Berry, first in the Nation essay and then in “The Gift of Good Land,” couldn’t be clearer: our relationship to the earth, the land, is the basis of our relationship to the community; and there can be no true community without love of neighbor—without justice, social and generational, in place and in time.

“Corporate industrialism,” Berry writes in his 2012 Jefferson Lecture for the National Endowment for the Humanities, “has failed to sustain the health and stability of human society. Among its characteristic signs are destroyed communities, neighborhoods, families, small businesses, and small farms. It has failed just as conspicuously and more dangerously to conserve the wealth and health of nature.” In the end, he says, “land and people have suffered together, as invariably they must.” And yet, he concludes, none of this was necessary or inevitable.
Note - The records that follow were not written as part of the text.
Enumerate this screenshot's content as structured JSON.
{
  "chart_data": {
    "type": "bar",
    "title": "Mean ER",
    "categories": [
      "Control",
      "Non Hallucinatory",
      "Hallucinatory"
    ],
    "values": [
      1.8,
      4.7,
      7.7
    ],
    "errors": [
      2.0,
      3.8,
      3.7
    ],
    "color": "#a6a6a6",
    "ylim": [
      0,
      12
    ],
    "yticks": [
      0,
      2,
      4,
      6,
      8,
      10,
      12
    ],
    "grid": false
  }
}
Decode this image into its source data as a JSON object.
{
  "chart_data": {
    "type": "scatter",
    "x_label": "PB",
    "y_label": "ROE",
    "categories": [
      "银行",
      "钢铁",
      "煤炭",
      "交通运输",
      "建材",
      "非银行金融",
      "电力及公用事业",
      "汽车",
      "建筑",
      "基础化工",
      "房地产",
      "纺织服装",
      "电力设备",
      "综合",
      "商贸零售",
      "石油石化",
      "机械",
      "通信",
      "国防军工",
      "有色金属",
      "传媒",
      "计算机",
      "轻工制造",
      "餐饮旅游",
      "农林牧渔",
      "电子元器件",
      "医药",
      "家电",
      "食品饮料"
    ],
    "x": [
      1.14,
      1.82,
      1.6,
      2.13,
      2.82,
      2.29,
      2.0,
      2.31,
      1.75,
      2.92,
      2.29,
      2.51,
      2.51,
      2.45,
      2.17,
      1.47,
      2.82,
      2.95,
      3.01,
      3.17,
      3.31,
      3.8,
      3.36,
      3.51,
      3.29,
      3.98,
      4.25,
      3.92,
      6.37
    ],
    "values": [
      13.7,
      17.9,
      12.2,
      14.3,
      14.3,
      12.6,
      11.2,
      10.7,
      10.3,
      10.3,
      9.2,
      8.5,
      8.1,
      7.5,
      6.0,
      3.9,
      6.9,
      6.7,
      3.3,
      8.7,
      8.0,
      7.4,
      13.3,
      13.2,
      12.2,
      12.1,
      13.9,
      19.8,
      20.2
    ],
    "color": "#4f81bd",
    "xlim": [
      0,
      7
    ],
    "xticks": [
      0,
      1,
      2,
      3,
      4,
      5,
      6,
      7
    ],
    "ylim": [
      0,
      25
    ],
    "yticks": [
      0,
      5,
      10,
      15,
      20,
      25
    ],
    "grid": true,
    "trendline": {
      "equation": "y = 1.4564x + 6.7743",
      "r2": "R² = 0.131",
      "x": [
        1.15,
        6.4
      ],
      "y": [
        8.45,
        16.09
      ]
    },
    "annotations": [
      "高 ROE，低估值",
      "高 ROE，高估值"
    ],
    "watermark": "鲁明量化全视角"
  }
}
There has always been, in 1966 as now, a choice. “We do not have to live,” Berry tells us, “as if we are alone.”

What the coal—and oil and gas—companies are engaged in today is a kind of planetary strip-mining, the atmosphere choked with carbon spoil. And those living downslope are our own children and countless innocents everywhere—those alive now and those yet to be born. To live now as if one is alone—and as if profit is the only commandment—is to condemn every member of the human community to an irreparable world and an irremediable want.